Still, I bet you’d like to know which of the nouns you’ll be able to modify using the SMBShare module.

Set, New, and Remove – the rest of the SMBShare module cmdlets.

By the nouns, that is, the objects that you’re able to administer, here is what you can do to the different SMBShare objects.

SMBClientConfiguration: In addition to Get-, you can also use Set-SMBClientConfiguration.

SMBShare: You can also use New-SMBShare, Remove-SMBShare, and Set-SMBShare.
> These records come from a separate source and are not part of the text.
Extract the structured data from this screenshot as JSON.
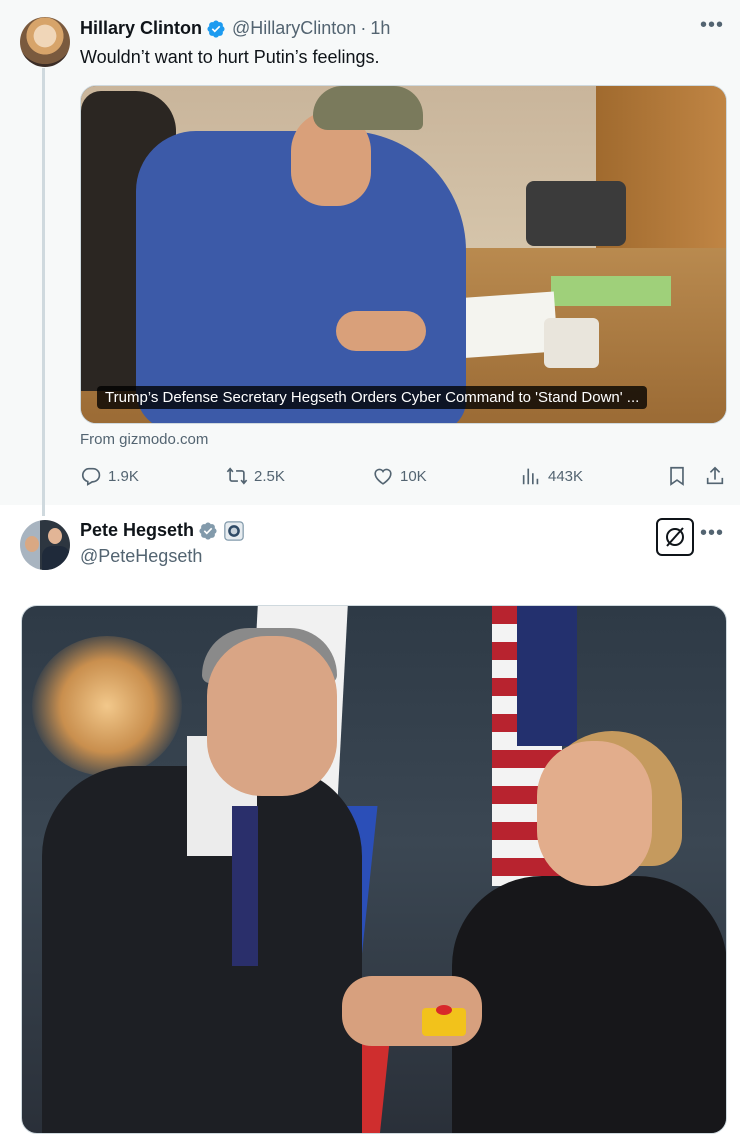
{
  "tweet1": {
    "author_name": "Hillary Clinton",
    "handle": "@HillaryClinton",
    "separator": "·",
    "time": "1h",
    "text": "Wouldn’t want to hurt Putin’s feelings.",
    "card": {
      "headline": "Trump’s Defense Secretary Hegseth Orders Cyber Command to 'Stand Down' ...",
      "source": "From gizmodo.com"
    },
    "actions": {
      "replies": "1.9K",
      "reposts": "2.5K",
      "likes": "10K",
      "views": "443K"
    }
  },
  "tweet2": {
    "author_name": "Pete Hegseth",
    "handle": "@PeteHegseth"
  },
  "colors": {
    "verified_blue": "#1d9bf0",
    "verified_grey": "#829aab",
    "secondary_text": "#536471",
    "context_bg": "#f7f9f9"
  },
  "icons": [
    "verified-badge-icon",
    "government-badge-icon",
    "more-icon",
    "reply-icon",
    "repost-icon",
    "like-icon",
    "views-icon",
    "bookmark-icon",
    "share-icon",
    "grok-icon"
  ]
}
SMBMultichannelConnection: Update-SMBMultichannelConnection is the only additional cmdlet for working with the Multi-channel SMB connections.

SMBServerConfiguration: Like client configuration, you also get Set-SMBServerConfiguration.

SMBOpenFile: If you were excited to see the Get-SMBOpenFile, you were probably eagerly hoping that this command was included.  Yes, you also get Close-SMBOpenFile.

SMBShareAccess: Also available for administering share permissions is Block-SMBShareAccess, Grant-SMBShareAccess, Revoke-SMBShareAccess, and Unblock-SMShareAccess.

SMBMapping: New-SMBMapping and Remove-SMBMapping are also available, so you can now actually map real drives from within PowerShell, not just PSDrives that exist only in the PowerShell session.

SMBSession: When you’re ready to end a session, you can do it with style using the Close-SMBSession cmdlet.

In Ending

Well, it’s been a great journey, and this exercise was as good for me to learn as it was for you to learn.  While I had already been using some of the SMBShare commands, actually taking the time to try the different cmdlets and seeing which ones are available is really beneficial.